Ein stabiles Angebot
Gold gilt Investoren seit Jahrhunderten als sicherer Hafen. Und dies aus gutem Grunde. Hinter dem physischen Gold stehen weder Unternehmen, noch Staaten oder Banken, die bankrott gehen könnten. Gold hat Inflationen, Währungsreformen, Kriege überdauert. Analysten betonen seinen "intrinsischen", also ihm innewohnenden Wert, und erklären diesen mit den begrenzten Vorkommen des Edelmetalls, der teuren Förderung und dem stabilen Angebot: Papiergeldwährungen lassen sich aus dem Nichts schöpfen, Gold nicht. Gewiss. Das haben selbst die Alchemisten erkannt. Und doch bleibt manche Frage offen: Der intrinsische Wert des Goldes müsste doch relativ konstant sein. Wie lässt er sich beziffern, wer legt ihn fest?
Dass der Marktpreis des Goldes schwankt, leuchtet ein. Aber: Wird sich die Hausse der letzten Jahre als Blase entpuppen? Als Preistreiber werden die Nachfrage der Schwellenländer oder politische Instabilität angeführt, auch die Negativzinsen auf Bankguthaben oder die anziehende Kauflaune der Notenbanken. Was immer den Goldpreis steuern mag: Erst wenn alles kracht, erweist sich der praktische Wert des Metalls (immer vorausgesetzt, dass privater Goldbesitz dann erlaubt ist - was keineswegs verbürgt ist). Denn was bekommt man im Notfall für sein Gold? Barren oder Anlagemünzen lassen sich nicht stückeln. Wie viel Brot, Milch und Fleisch gibt der Bauer für einen "Philharmoniker", "Maple Leaf" oder "Krugerrand"?
Midas und Krösus
Werte sind nur Übereinkünfte, subjektive Größen und sohin höchst relativ. Wie ambivalent die Wertigkeit von Gold ist, veranschaulicht die berühmte Geschichte von Midas. Der historische Phrygierkönig ging nicht eben als Weiser in die Sagenwelt ein: Midas schuldete Dionysos einen Gefallen, dafür stellte der Gott ihm einen Wunsch frei. Der König verzockte die Chance: Zu Gold möge werden, was immer er berühre, erbat er sich.
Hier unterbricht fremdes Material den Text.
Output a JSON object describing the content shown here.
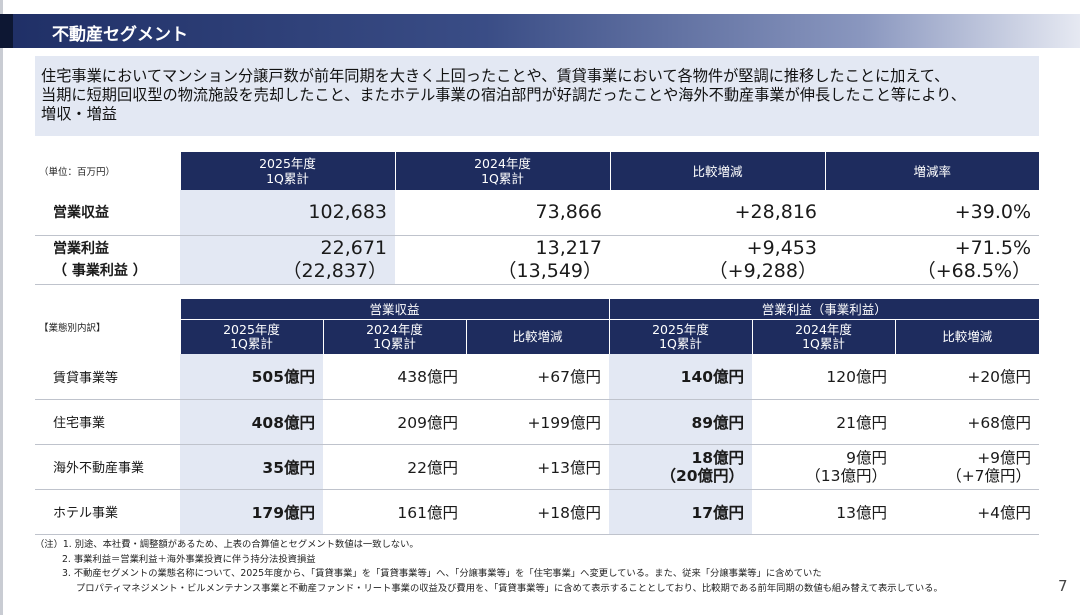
{
  "title": "不動産セグメント",
  "summary_lines": [
    "住宅事業においてマンション分譲戸数が前年同期を大きく上回ったことや、賃貸事業において各物件が堅調に推移したことに加えて、",
    "当期に短期回収型の物流施設を売却したこと、またホテル事業の宿泊部門が好調だったことや海外不動産事業が伸長したこと等により、",
    "増収・増益"
  ],
  "top_table": {
    "unit": "（単位：百万円）",
    "headers": [
      {
        "l1": "2025年度",
        "l2": "1Q累計"
      },
      {
        "l1": "2024年度",
        "l2": "1Q累計"
      },
      {
        "l1": "比較増減",
        "l2": ""
      },
      {
        "l1": "増減率",
        "l2": ""
      }
    ],
    "rows": [
      {
        "label1": "営業収益",
        "label2": "",
        "values": [
          {
            "a": "102,683",
            "b": ""
          },
          {
            "a": "73,866",
            "b": ""
          },
          {
            "a": "+28,816",
            "b": ""
          },
          {
            "a": "+39.0%",
            "b": ""
          }
        ]
      },
      {
        "label1": "営業利益",
        "label2": "（ 事業利益 ）",
        "values": [
          {
            "a": "22,671",
            "b": "（22,837）"
          },
          {
            "a": "13,217",
            "b": "（13,549）"
          },
          {
            "a": "+9,453",
            "b": "（+9,288）"
          },
          {
            "a": "+71.5%",
            "b": "（+68.5%）"
          }
        ]
      }
    ]
  },
  "bottom_table": {
    "note": "【業態別内訳】",
    "group1": "営業収益",
    "group2": "営業利益（事業利益）",
    "headers": [
      {
        "l1": "2025年度",
        "l2": "1Q累計"
      },
      {
        "l1": "2024年度",
        "l2": "1Q累計"
      },
      {
        "l1": "比較増減",
        "l2": ""
      },
      {
        "l1": "2025年度",
        "l2": "1Q累計"
      },
      {
        "l1": "2024年度",
        "l2": "1Q累計"
      },
      {
        "l1": "比較増減",
        "l2": ""
      }
    ],
    "rows": [
      {
        "label": "賃貸事業等",
        "values": [
          {
            "a": "505億円",
            "b": ""
          },
          {
            "a": "438億円",
            "b": ""
          },
          {
            "a": "+67億円",
            "b": ""
          },
          {
            "a": "140億円",
            "b": ""
          },
          {
            "a": "120億円",
            "b": ""
          },
          {
            "a": "+20億円",
            "b": ""
          }
        ]
      },
      {
        "label": "住宅事業",
        "values": [
          {
            "a": "408億円",
            "b": ""
          },
          {
            "a": "209億円",
            "b": ""
          },
          {
            "a": "+199億円",
            "b": ""
          },
          {
            "a": "89億円",
            "b": ""
          },
          {
            "a": "21億円",
            "b": ""
          },
          {
            "a": "+68億円",
            "b": ""
          }
        ]
      },
      {
        "label": "海外不動産事業",
        "values": [
          {
            "a": "35億円",
            "b": ""
          },
          {
            "a": "22億円",
            "b": ""
          },
          {
            "a": "+13億円",
            "b": ""
          },
          {
            "a": "18億円",
            "b": "（20億円）"
          },
          {
            "a": "9億円",
            "b": "（13億円）"
          },
          {
            "a": "+9億円",
            "b": "（+7億円）"
          }
        ]
      },
      {
        "label": "ホテル事業",
        "values": [
          {
            "a": "179億円",
            "b": ""
          },
          {
            "a": "161億円",
            "b": ""
          },
          {
            "a": "+18億円",
            "b": ""
          },
          {
            "a": "17億円",
            "b": ""
          },
          {
            "a": "13億円",
            "b": ""
          },
          {
            "a": "+4億円",
            "b": ""
          }
        ]
      }
    ]
  },
  "footnotes": [
    "（注）1. 別途、本社費・調整額があるため、上表の合算値とセグメント数値は一致しない。",
    "2. 事業利益＝営業利益＋海外事業投資に伴う持分法投資損益",
    "3. 不動産セグメントの業態名称について、2025年度から、「賃貸事業」を「賃貸事業等」へ、「分譲事業等」を「住宅事業」へ変更している。また、従来「分譲事業等」に含めていた",
    "プロパティマネジメント・ビルメンテナンス事業と不動産ファンド・リート事業の収益及び費用を、「賃貸事業等」に含めて表示することとしており、比較期である前年同期の数値も組み替えて表示している。"
  ],
  "page_number": "7"
}
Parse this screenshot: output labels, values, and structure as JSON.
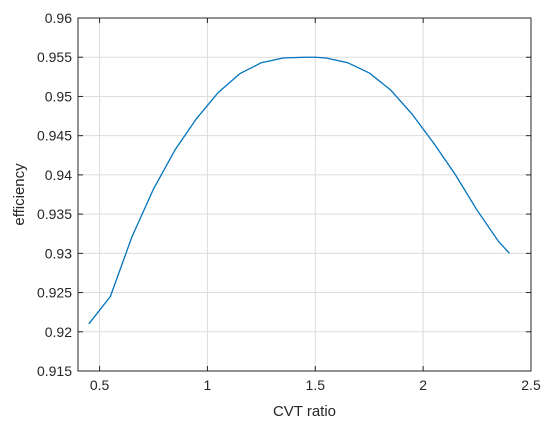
{
  "chart_data": {
    "type": "line",
    "title": "",
    "xlabel": "CVT ratio",
    "ylabel": "efficiency",
    "xlim": [
      0.4,
      2.5
    ],
    "ylim": [
      0.915,
      0.96
    ],
    "xticks": [
      0.5,
      1,
      1.5,
      2,
      2.5
    ],
    "xtick_labels": [
      "0.5",
      "1",
      "1.5",
      "2",
      "2.5"
    ],
    "yticks": [
      0.915,
      0.92,
      0.925,
      0.93,
      0.935,
      0.94,
      0.945,
      0.95,
      0.955,
      0.96
    ],
    "ytick_labels": [
      "0.915",
      "0.92",
      "0.925",
      "0.93",
      "0.935",
      "0.94",
      "0.945",
      "0.95",
      "0.955",
      "0.96"
    ],
    "grid": true,
    "legend": "none",
    "series": [
      {
        "color": "#0072BD",
        "x": [
          0.45,
          0.55,
          0.65,
          0.75,
          0.85,
          0.95,
          1.05,
          1.15,
          1.25,
          1.35,
          1.45,
          1.5,
          1.55,
          1.65,
          1.75,
          1.85,
          1.95,
          2.05,
          2.15,
          2.25,
          2.35,
          2.4
        ],
        "y": [
          0.921,
          0.9245,
          0.9321,
          0.9382,
          0.9432,
          0.9472,
          0.9505,
          0.9529,
          0.9543,
          0.9549,
          0.955,
          0.955,
          0.9549,
          0.9543,
          0.953,
          0.9508,
          0.9477,
          0.944,
          0.94,
          0.9355,
          0.9315,
          0.93
        ]
      }
    ]
  }
}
Und wurde erhört. Als selbst Speis und Trank zu Gold erstarrten, flehte Midas um Erlösung. Und bekam ein hellenisches Läuterungsbad im Paktolos verordnet. Seine vermaledeite Gabe glitt von ihm ab, blieb am Gott des Flusses haften.
Und schon war ein neues Goldkapitel aufgeschlagen. Denn das (reale) Gold des Paktolos trug zum Reichtum des nicht minder legendären Krösus bei. Der Lyderkönig ließ das erste Münzgold prägen. Die Münzen bestanden nicht aus purem Gold, sondern aus Elektron, einer in der Natur vorkommenden Legierung aus Gold und Silber. Selig wurde auch dieser Goldkönig nicht. Eitelkeit, Verblendung und Hybris entkoppelten ihn der Wirklichkeit. Sein Angriff auf den übermächtigen Gegner Persien besiegelte den Untergang Lydiens.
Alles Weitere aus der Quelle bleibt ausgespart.